Bah Oury sur France 24 : « Laissons Doumbouya candidat comme tout citoyen »

Le verbe est posé, la rhétorique, maîtrisée. Face aux questions pressantes de Marc Perelman sur le plateau de France 24,…

Le verbe est posé, la rhétorique, maîtrisée. Face aux questions pressantes de Marc Perelman sur le plateau de France 24, ce mercredi, le Premier ministre guinéen Bah Oury a livré une performance d’équilibriste. Interrogé sur une éventuelle candidature du général Mamadi Doumbouya à la présidentielle – pourtant interdite par la charte de transition –, le chef du gouvernement a soigneusement évité de fermer toute porte. « Laissons-lui le soin, comme à d’autres citoyens de la République de Guinée, de se porter candidat », a-t-il déclaré, renvoyant la décision à la seule volonté du président de la transition.

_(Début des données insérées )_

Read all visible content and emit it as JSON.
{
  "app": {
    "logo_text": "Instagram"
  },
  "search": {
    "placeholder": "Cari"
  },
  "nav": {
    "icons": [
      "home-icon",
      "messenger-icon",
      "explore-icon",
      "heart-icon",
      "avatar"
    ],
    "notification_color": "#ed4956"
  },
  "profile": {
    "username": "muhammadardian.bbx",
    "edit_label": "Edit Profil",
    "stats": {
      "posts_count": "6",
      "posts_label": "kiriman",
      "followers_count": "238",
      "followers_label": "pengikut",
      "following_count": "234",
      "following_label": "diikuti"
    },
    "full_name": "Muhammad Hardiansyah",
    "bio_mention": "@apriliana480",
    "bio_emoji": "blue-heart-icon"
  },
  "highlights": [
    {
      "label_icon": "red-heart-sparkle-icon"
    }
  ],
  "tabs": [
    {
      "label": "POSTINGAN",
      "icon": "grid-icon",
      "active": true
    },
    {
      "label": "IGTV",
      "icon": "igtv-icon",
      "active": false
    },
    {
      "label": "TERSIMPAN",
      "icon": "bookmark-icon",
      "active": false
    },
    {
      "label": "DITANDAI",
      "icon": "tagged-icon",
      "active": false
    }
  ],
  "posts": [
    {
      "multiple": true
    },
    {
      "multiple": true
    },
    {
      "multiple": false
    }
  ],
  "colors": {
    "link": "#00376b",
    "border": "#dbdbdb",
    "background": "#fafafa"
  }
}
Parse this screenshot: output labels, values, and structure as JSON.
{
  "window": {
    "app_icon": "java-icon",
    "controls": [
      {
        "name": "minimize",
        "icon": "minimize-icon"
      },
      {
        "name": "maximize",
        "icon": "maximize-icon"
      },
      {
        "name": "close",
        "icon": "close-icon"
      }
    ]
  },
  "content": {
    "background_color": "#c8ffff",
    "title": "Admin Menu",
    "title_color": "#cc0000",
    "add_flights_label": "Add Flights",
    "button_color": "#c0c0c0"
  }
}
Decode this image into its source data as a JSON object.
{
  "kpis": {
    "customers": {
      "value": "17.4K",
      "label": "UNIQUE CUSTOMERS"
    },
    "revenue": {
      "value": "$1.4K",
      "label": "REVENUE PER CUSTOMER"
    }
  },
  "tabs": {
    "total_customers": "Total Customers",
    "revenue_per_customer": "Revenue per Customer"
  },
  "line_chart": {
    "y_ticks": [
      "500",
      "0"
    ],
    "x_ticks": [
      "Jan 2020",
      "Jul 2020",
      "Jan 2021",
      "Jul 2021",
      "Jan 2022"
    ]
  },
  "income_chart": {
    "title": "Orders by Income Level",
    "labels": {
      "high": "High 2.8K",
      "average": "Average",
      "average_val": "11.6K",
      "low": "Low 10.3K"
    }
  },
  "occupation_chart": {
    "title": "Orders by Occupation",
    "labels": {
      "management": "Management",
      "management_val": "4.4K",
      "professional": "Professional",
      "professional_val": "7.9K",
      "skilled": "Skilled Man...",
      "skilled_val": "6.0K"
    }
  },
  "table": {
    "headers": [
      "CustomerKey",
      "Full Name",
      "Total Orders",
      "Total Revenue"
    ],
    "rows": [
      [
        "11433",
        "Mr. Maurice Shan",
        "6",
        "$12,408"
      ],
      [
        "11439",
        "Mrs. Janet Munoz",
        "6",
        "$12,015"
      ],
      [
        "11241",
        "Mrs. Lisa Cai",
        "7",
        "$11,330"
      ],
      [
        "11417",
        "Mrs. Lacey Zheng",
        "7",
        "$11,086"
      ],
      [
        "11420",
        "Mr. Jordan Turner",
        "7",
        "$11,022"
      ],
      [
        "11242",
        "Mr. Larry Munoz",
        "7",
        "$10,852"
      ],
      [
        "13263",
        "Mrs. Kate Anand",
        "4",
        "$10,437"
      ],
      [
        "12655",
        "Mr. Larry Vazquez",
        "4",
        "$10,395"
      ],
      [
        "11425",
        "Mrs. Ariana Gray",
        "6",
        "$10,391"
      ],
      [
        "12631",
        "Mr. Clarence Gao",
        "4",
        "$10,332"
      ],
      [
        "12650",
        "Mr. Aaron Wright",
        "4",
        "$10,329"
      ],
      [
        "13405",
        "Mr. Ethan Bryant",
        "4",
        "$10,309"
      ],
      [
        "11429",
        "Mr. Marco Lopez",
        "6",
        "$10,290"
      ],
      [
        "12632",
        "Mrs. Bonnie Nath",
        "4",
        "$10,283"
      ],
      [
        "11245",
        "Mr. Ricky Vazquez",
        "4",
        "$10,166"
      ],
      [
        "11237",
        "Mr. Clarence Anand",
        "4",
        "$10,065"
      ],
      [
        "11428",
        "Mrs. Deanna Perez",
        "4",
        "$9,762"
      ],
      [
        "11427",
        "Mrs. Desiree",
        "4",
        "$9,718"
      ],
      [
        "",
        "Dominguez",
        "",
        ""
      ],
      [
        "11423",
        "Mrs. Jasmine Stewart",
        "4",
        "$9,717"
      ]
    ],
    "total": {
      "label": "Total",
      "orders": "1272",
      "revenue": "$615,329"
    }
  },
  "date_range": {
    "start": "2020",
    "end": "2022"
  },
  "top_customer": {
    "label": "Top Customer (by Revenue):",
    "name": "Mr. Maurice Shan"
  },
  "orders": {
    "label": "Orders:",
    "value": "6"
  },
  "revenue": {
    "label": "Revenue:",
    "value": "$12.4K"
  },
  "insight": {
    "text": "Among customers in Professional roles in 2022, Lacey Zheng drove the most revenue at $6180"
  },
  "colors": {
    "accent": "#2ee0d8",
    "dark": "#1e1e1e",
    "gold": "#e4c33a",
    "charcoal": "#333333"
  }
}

Une réponse évasive qui contraste avec les promesses répétées du général de ne pas se présenter. Mais pour Bah Oury, cette question n’est tout simplement « pas à l’ordre du jour ». Le vrai débat, selon lui, devrait porter sur le projet de nouvelle Constitution, censé « rassembler le peuple de Guinée » et « renforcer l’intégration de toutes les communautés ».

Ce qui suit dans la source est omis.